Seeing her again Saturday morning lying in her bed, so small, so forlorn, so without hope, undid me. I, who thrive on problem-solving, had no way to solve this one.
In the dim, sad room, not knowing what else to do, I took out my sketchbook, my pencils and pens. We began to talk. Over several hours, it was just the three of us in that room, my mother, my husband, myself. She told us stories of her parents, her grandparents, the house she lived in as a child with her large extended family. She told us about icemen and iceboxes, about sharing her bedroom with an adored younger cousin, about waking up one Christmas morning to no presents under the tree and weeping aunts---her preacher grandfather had died during the night.
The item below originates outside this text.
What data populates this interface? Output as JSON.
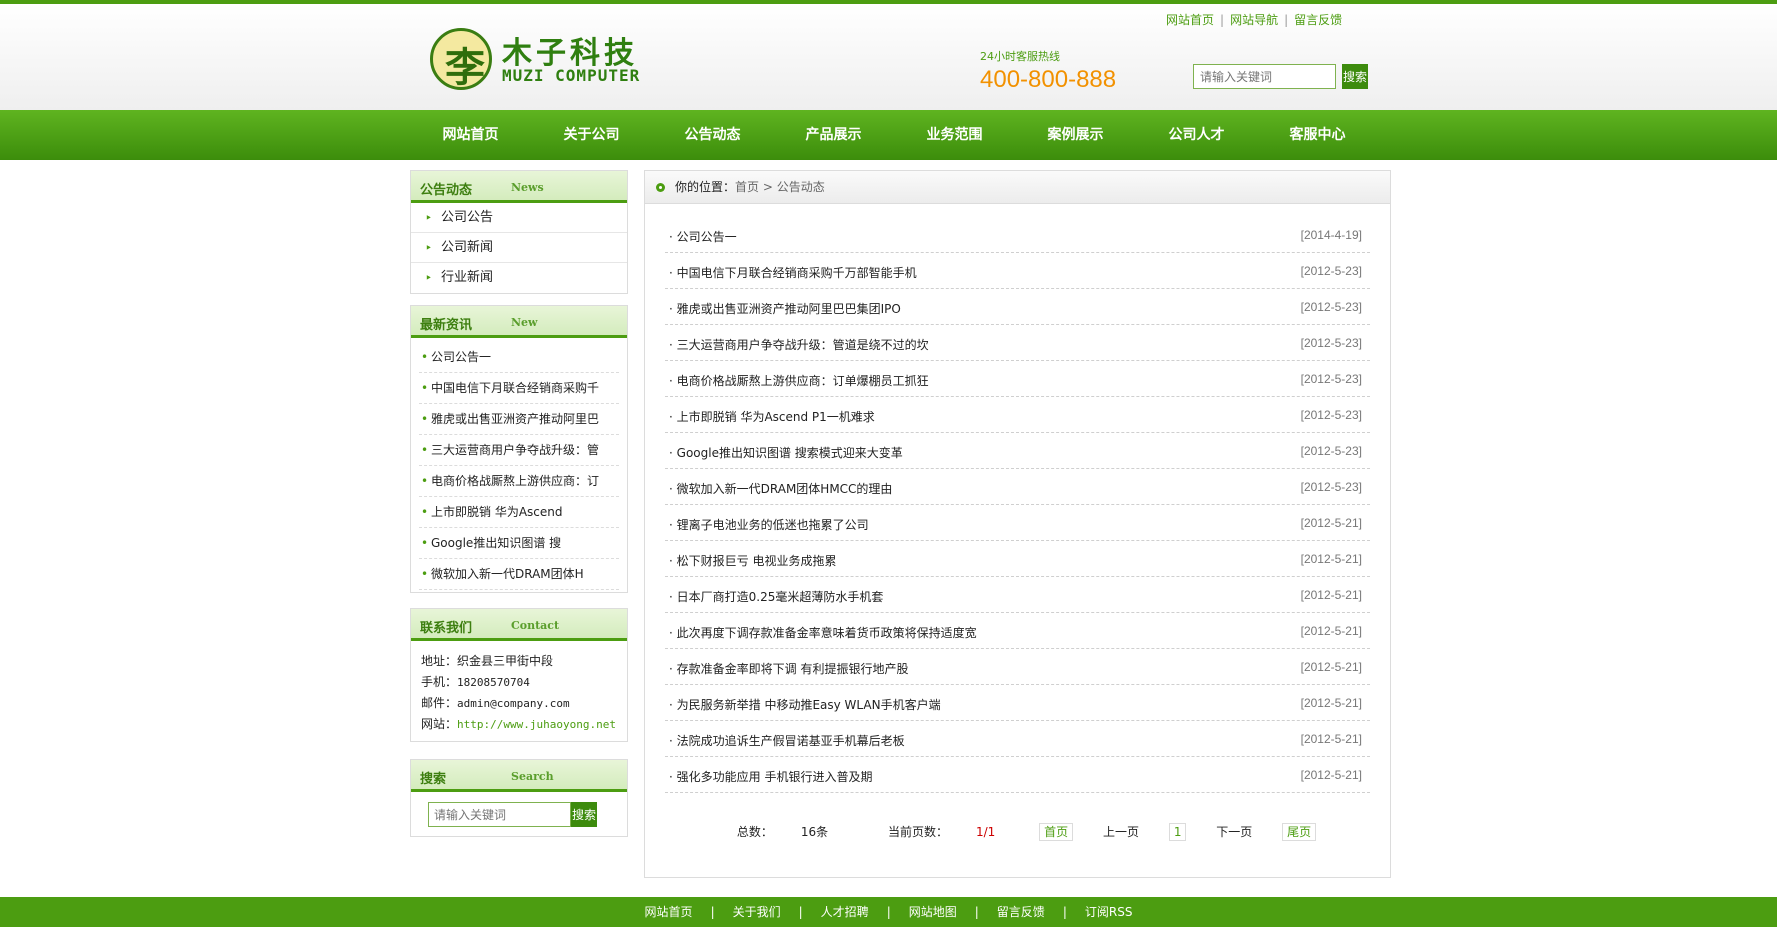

While she talked and in the in-between times as she rested, I drew. At the end of the afternoon, I showed her my sketches. She can barely see most times, but she peered and peered and then said "That's me? Let me see them again." When we left her that night, she was not focusing, temporarily anyway, on pain, on being away from her home, on sad and dwindling days.
Next day, she told me "I thought about those drawings all night. I love them." She wanted me to show them to the nurses so I did.
I promised to make more sketches of her on our next visit this Friday---bigger sketches, easier to see.